- Texte visé : Texte de la commission sur le projet de loi, après engagement de la procédure accélérée, relatif à la protection des enfants, (n°2841 rectifié et lettre rectificative n°, 3000)., n° 3018-A0
- Stade de lecture : 1ère lecture (1ère assemblée saisie)
- Examiné par : Assemblée nationale (séance publique)
Compléter cet article par les trois alinéa suivants :
« VIII. – Les contrôles des antécédents judiciaires mentionnés au présent article sont renouvelés chaque année.
« IX. – La perte de recettes pour l’État est compensée à due concurrence par la création d’une taxe additionnelle à l’accise sur les tabacs prévue au chapitre IV du titre Ier du livre III du code des impositions sur les biens et services.
« X. – La perte de recettes pour les collectivités territoriales est compensée à due concurrence par la majoration de la dotation globale de fonctionnement et, corrélativement pour l’État, par la création d’une taxe additionnelle à l’accise sur les tabacs prévue au chapitre IV du titre Ier du livre III du code des impositions sur les biens et services. »

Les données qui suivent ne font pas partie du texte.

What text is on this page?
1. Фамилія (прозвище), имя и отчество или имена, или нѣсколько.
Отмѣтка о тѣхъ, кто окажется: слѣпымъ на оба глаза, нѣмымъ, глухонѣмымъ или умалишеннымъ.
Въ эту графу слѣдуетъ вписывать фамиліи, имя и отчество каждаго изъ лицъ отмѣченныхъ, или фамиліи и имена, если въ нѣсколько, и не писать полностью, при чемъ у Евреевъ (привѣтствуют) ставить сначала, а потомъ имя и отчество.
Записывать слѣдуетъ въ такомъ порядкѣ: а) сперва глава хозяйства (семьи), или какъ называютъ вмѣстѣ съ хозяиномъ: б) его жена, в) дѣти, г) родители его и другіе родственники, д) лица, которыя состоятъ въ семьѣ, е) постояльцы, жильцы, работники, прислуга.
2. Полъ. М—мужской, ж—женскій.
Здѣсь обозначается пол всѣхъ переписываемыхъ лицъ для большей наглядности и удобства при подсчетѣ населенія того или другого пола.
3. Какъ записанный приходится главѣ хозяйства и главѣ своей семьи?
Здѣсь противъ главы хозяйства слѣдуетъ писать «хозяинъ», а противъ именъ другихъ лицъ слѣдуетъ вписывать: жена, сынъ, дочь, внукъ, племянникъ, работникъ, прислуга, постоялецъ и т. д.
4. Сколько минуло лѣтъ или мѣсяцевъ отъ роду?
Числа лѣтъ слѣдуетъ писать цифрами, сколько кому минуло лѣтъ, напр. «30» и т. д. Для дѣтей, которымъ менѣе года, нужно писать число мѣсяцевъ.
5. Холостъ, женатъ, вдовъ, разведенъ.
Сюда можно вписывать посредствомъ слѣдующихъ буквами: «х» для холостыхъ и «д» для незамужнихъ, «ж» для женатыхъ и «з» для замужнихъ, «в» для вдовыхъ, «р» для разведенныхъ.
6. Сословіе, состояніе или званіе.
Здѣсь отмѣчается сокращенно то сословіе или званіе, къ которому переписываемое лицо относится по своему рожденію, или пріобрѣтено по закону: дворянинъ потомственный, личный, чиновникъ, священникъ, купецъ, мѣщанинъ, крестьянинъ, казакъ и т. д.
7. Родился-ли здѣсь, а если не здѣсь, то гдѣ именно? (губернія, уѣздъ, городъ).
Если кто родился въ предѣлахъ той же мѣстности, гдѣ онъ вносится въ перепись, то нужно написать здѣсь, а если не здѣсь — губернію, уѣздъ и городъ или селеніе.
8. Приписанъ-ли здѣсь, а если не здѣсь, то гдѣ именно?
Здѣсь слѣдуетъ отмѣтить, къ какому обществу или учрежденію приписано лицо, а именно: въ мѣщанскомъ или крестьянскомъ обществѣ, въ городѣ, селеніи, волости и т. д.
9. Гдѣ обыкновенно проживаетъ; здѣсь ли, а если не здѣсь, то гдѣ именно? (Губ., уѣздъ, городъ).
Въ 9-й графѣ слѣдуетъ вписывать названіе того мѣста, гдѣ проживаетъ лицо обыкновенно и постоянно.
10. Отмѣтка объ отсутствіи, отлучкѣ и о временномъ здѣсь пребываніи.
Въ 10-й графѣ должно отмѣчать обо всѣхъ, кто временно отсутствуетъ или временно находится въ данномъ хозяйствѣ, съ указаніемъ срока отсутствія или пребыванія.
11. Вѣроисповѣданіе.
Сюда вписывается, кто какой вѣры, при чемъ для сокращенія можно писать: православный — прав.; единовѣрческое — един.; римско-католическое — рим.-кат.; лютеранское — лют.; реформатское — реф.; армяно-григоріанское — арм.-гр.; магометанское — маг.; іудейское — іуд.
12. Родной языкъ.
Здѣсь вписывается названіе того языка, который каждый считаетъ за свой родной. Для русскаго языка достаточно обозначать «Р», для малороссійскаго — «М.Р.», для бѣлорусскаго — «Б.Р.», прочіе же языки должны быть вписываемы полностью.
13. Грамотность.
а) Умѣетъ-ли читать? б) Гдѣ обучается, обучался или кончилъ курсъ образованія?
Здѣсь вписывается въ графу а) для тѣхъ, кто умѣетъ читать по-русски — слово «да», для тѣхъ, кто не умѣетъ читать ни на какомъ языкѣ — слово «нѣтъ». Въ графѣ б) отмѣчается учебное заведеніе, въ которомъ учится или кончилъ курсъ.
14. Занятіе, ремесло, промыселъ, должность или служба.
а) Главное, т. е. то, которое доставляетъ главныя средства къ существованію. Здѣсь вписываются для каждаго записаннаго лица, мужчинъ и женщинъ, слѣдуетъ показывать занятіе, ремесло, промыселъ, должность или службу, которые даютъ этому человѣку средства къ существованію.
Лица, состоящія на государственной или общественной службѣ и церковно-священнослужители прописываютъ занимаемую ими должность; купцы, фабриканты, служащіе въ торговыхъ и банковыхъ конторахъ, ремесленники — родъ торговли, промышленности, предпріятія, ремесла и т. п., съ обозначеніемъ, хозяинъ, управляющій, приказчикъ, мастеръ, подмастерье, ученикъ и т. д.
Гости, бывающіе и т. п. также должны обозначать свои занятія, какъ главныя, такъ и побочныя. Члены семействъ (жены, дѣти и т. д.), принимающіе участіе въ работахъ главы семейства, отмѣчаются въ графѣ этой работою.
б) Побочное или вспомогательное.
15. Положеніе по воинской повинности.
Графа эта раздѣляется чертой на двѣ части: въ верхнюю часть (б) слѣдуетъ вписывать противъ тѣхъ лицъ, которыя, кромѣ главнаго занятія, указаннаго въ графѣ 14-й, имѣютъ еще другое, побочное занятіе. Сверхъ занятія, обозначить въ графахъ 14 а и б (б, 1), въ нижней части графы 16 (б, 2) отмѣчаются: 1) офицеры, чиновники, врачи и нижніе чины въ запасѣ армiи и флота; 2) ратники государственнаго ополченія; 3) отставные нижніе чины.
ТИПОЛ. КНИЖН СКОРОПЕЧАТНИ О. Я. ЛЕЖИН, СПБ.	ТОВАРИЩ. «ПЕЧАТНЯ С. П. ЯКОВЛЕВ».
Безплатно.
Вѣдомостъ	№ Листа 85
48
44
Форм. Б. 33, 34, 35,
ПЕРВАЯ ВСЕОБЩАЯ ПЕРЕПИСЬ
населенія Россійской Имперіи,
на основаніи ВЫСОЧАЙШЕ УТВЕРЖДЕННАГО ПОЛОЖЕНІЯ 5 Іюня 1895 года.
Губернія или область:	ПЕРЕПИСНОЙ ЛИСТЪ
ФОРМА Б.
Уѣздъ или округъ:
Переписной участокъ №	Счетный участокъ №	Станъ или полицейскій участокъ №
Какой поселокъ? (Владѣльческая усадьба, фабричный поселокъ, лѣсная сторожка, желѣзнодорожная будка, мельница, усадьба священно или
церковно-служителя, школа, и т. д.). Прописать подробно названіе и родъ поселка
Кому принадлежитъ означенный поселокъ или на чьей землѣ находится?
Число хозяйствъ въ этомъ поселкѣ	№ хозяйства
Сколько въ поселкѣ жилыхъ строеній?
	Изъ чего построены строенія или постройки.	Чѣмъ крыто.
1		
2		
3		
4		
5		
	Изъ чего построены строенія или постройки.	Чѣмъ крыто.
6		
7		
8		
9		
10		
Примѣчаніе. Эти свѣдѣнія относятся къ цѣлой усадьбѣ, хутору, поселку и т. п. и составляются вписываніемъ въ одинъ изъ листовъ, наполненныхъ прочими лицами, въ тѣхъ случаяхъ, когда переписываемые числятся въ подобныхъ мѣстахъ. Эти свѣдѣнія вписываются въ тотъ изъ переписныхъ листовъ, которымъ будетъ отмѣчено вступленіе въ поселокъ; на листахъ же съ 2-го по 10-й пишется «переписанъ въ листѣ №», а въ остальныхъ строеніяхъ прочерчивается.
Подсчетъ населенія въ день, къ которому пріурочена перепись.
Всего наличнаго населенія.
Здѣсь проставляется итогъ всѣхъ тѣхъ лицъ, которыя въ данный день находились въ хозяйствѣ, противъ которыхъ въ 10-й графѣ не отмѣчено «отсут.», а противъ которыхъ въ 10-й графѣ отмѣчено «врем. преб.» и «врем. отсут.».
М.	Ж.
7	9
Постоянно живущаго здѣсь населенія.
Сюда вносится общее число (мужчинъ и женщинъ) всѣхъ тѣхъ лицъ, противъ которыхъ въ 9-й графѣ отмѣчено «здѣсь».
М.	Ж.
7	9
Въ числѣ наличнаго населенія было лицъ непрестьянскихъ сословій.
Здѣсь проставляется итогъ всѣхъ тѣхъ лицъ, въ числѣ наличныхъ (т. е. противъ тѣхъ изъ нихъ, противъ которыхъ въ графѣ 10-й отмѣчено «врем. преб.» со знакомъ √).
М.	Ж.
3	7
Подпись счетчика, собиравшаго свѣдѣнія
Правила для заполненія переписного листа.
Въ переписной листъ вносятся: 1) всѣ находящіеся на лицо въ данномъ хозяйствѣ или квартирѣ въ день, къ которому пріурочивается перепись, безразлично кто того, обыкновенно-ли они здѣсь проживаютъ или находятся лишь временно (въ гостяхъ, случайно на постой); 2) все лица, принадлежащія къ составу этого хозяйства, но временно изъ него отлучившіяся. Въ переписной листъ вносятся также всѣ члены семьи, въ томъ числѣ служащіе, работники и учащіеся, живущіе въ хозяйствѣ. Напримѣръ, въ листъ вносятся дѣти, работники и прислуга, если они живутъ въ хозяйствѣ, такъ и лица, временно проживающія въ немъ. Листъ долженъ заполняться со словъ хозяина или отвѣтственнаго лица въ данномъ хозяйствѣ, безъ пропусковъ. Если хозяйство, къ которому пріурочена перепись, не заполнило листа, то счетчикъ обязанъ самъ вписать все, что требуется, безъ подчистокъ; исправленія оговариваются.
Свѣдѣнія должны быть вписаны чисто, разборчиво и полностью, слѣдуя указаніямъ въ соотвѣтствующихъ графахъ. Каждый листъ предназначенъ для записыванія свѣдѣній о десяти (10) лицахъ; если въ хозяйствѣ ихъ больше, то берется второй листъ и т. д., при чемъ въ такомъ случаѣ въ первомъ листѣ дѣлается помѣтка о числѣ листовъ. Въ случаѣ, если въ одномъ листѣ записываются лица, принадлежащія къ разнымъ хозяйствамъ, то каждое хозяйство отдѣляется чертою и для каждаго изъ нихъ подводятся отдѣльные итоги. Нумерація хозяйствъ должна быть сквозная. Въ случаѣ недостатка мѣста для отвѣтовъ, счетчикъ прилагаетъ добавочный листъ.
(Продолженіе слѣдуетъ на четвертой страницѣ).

Un contrôle des antécédents judiciaires effectué une seule fois, au moment de l'embauche ou de la prise de fonction, ne suffit pas à garantir la protection durable des enfants placés. Une personne peut faire l'objet d'une condamnation postérieurement à son entrée en fonction, sans que cette information ne soit jamais portée à la connaissance de son employeur ou de l'autorité compétente.
Le présent amendement vise donc à garantir que ces contrôles ne soient pas un simple point de passage administratif, mais un dispositif de vigilance effectif et continu, en imposant leur renouvellement annuel pour l'ensemble des personnes amenées à côtoyer ou à prendre en charge des enfants placés.